Download FSCrawler

Depending on your Elasticsearch cluster version, you can download FSCrawler 2.10 using the following links from Sonatype.

The filename ends with .zip.

Warning

This is a SNAPSHOT version. You can also download a stable version from Maven Central.

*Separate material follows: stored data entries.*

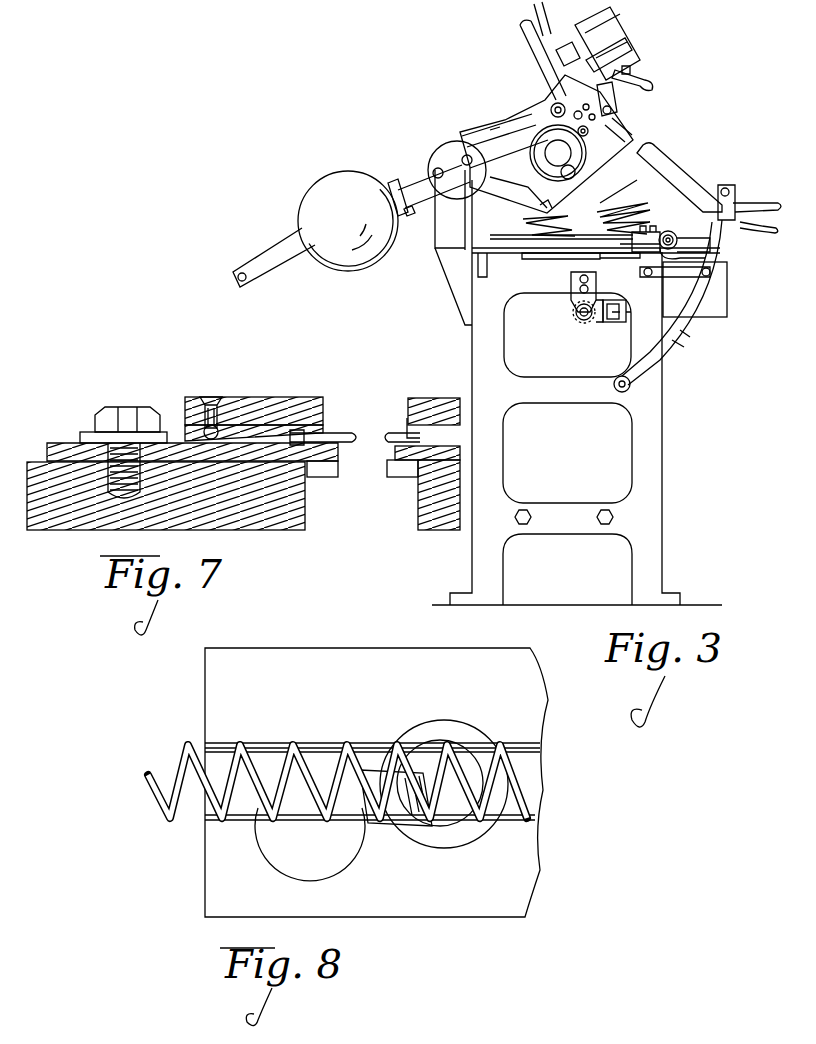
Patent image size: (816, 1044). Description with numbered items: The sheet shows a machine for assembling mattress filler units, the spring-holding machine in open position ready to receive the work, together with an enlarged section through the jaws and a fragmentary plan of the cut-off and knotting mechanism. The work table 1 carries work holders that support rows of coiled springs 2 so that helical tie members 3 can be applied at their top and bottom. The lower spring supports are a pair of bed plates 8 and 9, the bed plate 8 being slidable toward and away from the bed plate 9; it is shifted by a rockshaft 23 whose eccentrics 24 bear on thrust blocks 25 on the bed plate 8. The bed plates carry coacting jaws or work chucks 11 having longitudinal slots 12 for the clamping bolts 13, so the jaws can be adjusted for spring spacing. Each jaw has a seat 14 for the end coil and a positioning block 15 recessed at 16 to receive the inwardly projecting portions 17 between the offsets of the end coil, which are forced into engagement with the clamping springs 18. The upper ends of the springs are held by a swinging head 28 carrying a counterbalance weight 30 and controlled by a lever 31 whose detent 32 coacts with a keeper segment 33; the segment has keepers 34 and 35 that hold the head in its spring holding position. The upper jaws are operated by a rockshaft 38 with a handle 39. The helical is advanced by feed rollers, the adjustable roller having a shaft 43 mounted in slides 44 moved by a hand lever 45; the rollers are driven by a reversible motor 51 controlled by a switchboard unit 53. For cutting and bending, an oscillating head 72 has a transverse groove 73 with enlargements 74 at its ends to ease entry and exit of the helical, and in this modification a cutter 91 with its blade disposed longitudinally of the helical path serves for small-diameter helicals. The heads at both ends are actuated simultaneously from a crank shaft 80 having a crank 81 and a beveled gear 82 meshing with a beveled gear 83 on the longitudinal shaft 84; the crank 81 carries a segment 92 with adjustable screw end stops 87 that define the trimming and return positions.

In FIG. 3, the work table 1 is at (663, 437).
In FIG. 3, the coiled springs 2 is at (523, 220).
In FIG. 8, the helical tie members 3 is at (522, 793).
In FIG. 3, the bed plate 8 is at (617, 254).
In FIG. 7, the bed plate 8 is at (437, 400).
In FIG. 3, the bed plate 9 is at (558, 257).
In FIG. 7, the bed plate 9 is at (278, 524).
In FIG. 7, the jaws or work chucks 11 is at (57, 445).
In FIG. 7, the longitudinal slots 12 is at (95, 440).
In FIG. 7, the clamping bolts 13 is at (112, 415).
In FIG. 7, the seats 14 is at (330, 470).
In FIG. 7, the positioning blocks 15 is at (190, 398).
In FIG. 7, the recess 16 is at (186, 418).
In FIG. 7, the inwardly projecting portions 17 is at (297, 418).
In FIG. 7, the clamping springs 18 is at (325, 430).
In FIG. 3, the rockshaft 23 is at (672, 230).
In FIG. 3, the eccentrics 24 is at (664, 236).
In FIG. 3, the thrust blocks 25 is at (686, 240).
In FIG. 3, the swinging head 28 is at (510, 122).
In FIG. 3, the counterbalance weight 30 is at (343, 185).
In FIG. 3, the lever 31 is at (673, 156).
In FIG. 3, the detent 32 is at (752, 222).
In FIG. 3, the keeper segment 33 is at (722, 240).
In FIG. 3, the keeper 34 is at (648, 375).
In FIG. 3, the keeper 35 is at (685, 335).
In FIG. 3, the rockshaft 38 is at (551, 106).
In FIG. 3, the handle 39 is at (547, 14).
In FIG. 3, the shaft 43 is at (625, 128).
In FIG. 3, the slides 44 is at (614, 108).
In FIG. 3, the hand lever 45 is at (524, 42).
In FIG. 3, the reversible motor 51 is at (540, 155).
In FIG. 3, the switchboard unit 53 is at (470, 139).
In FIG. 8, the oscillating head 72 is at (463, 847).
In FIG. 8, the transverse groove 73 is at (475, 833).
In FIG. 8, the enlargements 74 is at (437, 748).
In FIG. 3, the crank shaft 80 is at (622, 322).
In FIG. 3, the crank 81 is at (606, 55).
In FIG. 3, the beveled gear 82 is at (560, 52).
In FIG. 3, the beveled gear 83 is at (579, 317).
In FIG. 3, the shaft 84 is at (582, 323).
In FIG. 3, the adjustable end stops 87 is at (618, 70).
In FIG. 8, the cutter 91 is at (398, 813).
In FIG. 3, the segment 92 is at (598, 46).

The distribution contains:

$ tree
.
├── LICENSE
├── NOTICE
├── README.md
├── bin
│   ├── fscrawler
│   └── fscrawler.bat
├── config
│   └── log4j2.xml
└── lib
    ├── ... All needed jars

Using docker

Pull the Docker image:

docker pull dadoonet/fscrawler

Note

This image is very big (1.2+gb) as it contains Tesseract and all the trained language data. If you don’t want to use OCR at all, you can use a smaller image (around 530mb) by pulling instead dadoonet/fscrawler:noocr

docker pull dadoonet/fscrawler:noocr

Let say your documents are located in ~/tmp dir and you want to store your fscrawler jobs in ~/.fscrawler. You can run FSCrawler with:

docker run -it --rm -v ~/.fscrawler:/root/.fscrawler -v ~/tmp:/tmp/es:ro dadoonet/fscrawler fscrawler job_name

On the first run, if the job does not exist yet in ~/.fscrawler, FSCrawler will ask you if you want to create it:

10:16:53,880 INFO  [f.p.e.c.f.c.BootstrapChecks] Memory [Free/Total=Percent]: HEAP [67.3mb/876.5mb=7.69%], RAM [2.1gb/3.8gb=55.43%], Swap [1023.9mb/1023.9mb=100.0%].
10:16:53,899 WARN  [f.p.e.c.f.c.FsCrawlerCli] job [job_name] does not exist
10:16:53,900 INFO  [f.p.e.c.f.c.FsCrawlerCli] Do you want to create it (Y/N)?
y
10:16:56,745 INFO  [f.p.e.c.f.c.FsCrawlerCli] Settings have been created in [/root/.fscrawler/job_name/_settings.yaml]. Please review and edit before relaunch

Note

The configuration file is actually stored on your machine in ~/.fscrawler/job_name/_settings.yaml. Remember to change the URL of your elasticsearch instance as the container won’t be able to see it running under the default 127.0.0.1. You will need to use the actual IP address of the host.

Using docker compose

In this section, the following directory layout is assumed:

.
├── config
│   └── job_name
│       └── _settings.yaml
├── data
│   └── <your files>
├── logs
│   └── <fscrawler logs>
└── docker-compose.yml

For example, to connect to a docker container named elasticsearch, modify your _settings.yaml.

name: "job_name"
elasticsearch:
  nodes:
  - url: "http://elasticsearch:9200"

And, prepare the following docker-compose.yml.

version: '3'
services:
  # Elasticsearch Cluster
  elasticsearch:
    image: docker.elastic.co/elasticsearch/elasticsearch:$ELASTIC_VERSION
    container_name: elasticsearch
    environment:
      - bootstrap.memory_lock=true
      - discovery.type=single-node
    restart: always
    ulimits:
      memlock:
        soft: -1
        hard: -1
    volumes:
      - data:/usr/share/elasticsearch/data
    ports:
      - 9200:9200
    networks:
      - fscrawler_net

  # FSCrawler
  fscrawler:
    image: dadoonet/fscrawler:$FSCRAWLER_VERSION
    container_name: fscrawler
    restart: always
    volumes:
      - ${PWD}/config:/root/.fscrawler
      - ${PWD}/logs:/usr/share/fscrawler/logs
      - ../../test-documents/src/main/resources/documents/:/tmp/es:ro
    depends_on:
      - elasticsearch
    command: fscrawler --rest idx
    networks:
      - fscrawler_net

volumes:
  data:
    driver: local

networks:
  fscrawler_net:
    driver: bridge

Then, you can run Elasticsearch.

docker-compose up -d elasticsearch
docker-compose logs -f elasticsearch

Wait for elasticsearch to be started:

After starting Elasticsearch, you can run FSCrawler.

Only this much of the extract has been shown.